According to estimates from the Commission, 55% of the current €2.2bn revenues of the bioeconomy stem from unsustainable agriculture, forestry, and fishing sectors, which produce around 88 megatonnes of food waste (20% of food production) annually, with an associated cost of €143bn. This waste contributes significantly to global warming through the emission of methane and nitrous oxide. Making primary production more sustainable would help address global food and nutrition security as a major cause of inequality, create an estimated one million jobs in EU rural regions, and contribute significantly to the goal of carbon-neutral production of the Commission’s renewed Bioeconomy Strategy (see European Biotechnology, Winter Edition 2018).
According to John Bell, elected-Head of the Directorate “Healthy Planet” since May (and former Head of Directorates for Bioeconomy and Environment), the context of the EU bioeconomy strategy changed since its implementation in 2012. While originally focussed on the replacement of fossil fuels, it now seeks circularity of the economy in general, but also food and nutrition security, as well as the major question of inequality. Currently, only Austria, Finland, France, Germany, Ireland, Italy, Latvia, Norway, Spain, and the UK have dedicated national bioeconomy strategies at the national level. Italy will present a renewed strategy and action plan in mid-May, and Austria will publish its action plan in autumn 2019.

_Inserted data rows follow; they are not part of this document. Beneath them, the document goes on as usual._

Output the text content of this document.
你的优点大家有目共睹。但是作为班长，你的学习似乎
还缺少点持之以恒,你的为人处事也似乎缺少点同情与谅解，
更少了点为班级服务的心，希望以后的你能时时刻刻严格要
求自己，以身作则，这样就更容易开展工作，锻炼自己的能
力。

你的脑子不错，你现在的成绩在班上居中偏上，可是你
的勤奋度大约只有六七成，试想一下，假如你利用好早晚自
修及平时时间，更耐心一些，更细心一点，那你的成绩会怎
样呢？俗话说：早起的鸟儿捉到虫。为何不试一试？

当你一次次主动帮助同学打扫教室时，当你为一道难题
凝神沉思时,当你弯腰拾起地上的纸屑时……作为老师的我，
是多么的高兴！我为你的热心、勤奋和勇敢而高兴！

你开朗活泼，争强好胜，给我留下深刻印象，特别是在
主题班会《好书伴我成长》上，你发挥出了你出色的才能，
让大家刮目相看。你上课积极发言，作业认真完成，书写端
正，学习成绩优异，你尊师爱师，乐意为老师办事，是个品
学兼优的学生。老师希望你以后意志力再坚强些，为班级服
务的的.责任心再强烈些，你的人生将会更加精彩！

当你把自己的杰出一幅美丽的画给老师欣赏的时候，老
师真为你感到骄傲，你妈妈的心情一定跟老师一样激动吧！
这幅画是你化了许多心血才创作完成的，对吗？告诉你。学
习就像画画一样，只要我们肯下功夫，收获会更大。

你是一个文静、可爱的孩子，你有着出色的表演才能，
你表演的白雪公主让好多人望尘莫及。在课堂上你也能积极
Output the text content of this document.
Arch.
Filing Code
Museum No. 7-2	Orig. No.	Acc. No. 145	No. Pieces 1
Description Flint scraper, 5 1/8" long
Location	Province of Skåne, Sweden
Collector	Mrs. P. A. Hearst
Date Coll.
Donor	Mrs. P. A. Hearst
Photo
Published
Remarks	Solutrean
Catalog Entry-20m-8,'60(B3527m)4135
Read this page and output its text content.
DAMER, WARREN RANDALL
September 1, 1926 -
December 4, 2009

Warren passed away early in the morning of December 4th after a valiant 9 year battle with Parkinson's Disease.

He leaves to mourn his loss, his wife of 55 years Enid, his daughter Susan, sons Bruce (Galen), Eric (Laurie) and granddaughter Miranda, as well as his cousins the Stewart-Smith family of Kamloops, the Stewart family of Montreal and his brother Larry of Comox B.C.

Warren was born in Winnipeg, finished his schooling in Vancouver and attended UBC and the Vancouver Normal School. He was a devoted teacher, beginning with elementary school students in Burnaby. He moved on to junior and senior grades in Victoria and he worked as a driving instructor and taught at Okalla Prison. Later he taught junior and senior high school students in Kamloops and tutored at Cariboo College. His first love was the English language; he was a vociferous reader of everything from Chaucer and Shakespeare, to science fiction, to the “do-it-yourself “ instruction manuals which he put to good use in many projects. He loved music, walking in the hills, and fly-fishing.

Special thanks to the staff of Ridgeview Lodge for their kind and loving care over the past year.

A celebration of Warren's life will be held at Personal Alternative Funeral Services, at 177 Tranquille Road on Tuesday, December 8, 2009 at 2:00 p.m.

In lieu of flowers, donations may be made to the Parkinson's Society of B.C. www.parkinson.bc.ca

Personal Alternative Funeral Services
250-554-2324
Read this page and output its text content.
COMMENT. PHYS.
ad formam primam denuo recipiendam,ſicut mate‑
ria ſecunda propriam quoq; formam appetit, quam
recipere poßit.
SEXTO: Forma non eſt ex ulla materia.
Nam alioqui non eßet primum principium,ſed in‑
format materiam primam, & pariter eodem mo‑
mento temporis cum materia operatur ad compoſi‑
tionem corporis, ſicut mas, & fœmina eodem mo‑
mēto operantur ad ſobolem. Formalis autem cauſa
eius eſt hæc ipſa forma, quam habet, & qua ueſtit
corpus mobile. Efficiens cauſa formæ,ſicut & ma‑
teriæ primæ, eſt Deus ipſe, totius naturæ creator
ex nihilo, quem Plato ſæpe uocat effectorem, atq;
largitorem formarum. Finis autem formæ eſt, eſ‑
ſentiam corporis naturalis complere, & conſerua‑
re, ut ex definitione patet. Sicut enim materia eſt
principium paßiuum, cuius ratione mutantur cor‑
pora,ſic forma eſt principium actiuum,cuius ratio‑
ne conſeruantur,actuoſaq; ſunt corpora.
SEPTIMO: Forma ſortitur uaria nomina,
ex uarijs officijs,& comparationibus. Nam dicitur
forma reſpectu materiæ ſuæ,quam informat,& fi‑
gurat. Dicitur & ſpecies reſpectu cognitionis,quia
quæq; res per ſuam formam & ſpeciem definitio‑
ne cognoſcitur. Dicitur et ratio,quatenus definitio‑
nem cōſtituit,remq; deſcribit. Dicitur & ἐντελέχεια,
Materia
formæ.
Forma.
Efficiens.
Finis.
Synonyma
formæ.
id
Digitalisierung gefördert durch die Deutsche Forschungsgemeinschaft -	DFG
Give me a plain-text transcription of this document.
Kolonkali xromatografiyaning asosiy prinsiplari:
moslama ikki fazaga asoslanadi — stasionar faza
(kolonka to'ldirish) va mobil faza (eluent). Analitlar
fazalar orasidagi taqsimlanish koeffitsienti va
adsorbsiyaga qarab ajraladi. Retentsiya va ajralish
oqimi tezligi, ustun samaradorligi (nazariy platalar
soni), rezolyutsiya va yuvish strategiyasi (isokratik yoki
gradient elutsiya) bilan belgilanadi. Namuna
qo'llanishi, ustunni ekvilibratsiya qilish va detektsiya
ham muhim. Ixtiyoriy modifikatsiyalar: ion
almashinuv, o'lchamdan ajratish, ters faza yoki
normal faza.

For Pekka Pesonen, Secretary General of agri-lobby association Copa-Cogeca, “the development of bioeconomy has great potential to support farmers in better valuing their production and help the environment.” However, he said the Commission must open up to novel breeding technologies, such as CRISPR genome editing, which could increase agricultural productivity significantly. According to Joanna Dupont-Inglis, Director of the EU biotech industry group EuropaBio, the bioeconomy strategy could save up to 1.5 billion tons of CO2 annually if only EU policymakers would “allow biotechnology to make progress in the EU.”

Bioeconomy in critical stage?

In contrast to EU farmers, European green chemistry and biotech companies are waiting for a clear political commitment to push the biologisation of industrial production. Recent terminations of joint ventures, such as PEF-producer Synvina (BASF and Avantium) or succinic acid maker Reverdia (DSM and Roquette) and insolvencies, such as of BioAmber, show that the emerging bioeconomy industry is in a critical phase. “Research and technology development continues to advance, and some fields, like fine chemicals and cellulose fibres, are doing quite well,” says bioeconomy expert Michael Carus, CEO of nova-Institute in Cologne, Germany. “But, actual implementation, especially in the chemical and plastics industries, proves to be difficult, in particular, because a clear, political commitment is missing,” he said.
According to Carus, R&D is running at full speed, and despite low oil prices, new chemical and biotech conversion methods “have never been closer to profitability than today.” Also, pilot and demonstration plants can be financed more easily than ever before. But implementation, especially in the chemical and plastics industries, is difficult. “The political will for high-volume implementation is lacking,” says Carus. “The market is currently in a critical phase: many companies have proactively invested in bio-based materials and products, because they expected the legislator to take appropriate measures, but these are not yet coming. […] Now that policy is more focused on recycling, many companies are losing interest in bio-based development. The fact that there are still success stories is due to individual brands that continue to rely on bio-based production and to consumers who no longer want normal petroleum-based plastics.” According to Carus, “we need bio-based feedstocks to green the chemical industry. But, we do need a new overall strategy. The bio-based economy must become part of an overarching, renewable carbon strategy, one in which bio-based efforts represents one important pillar.”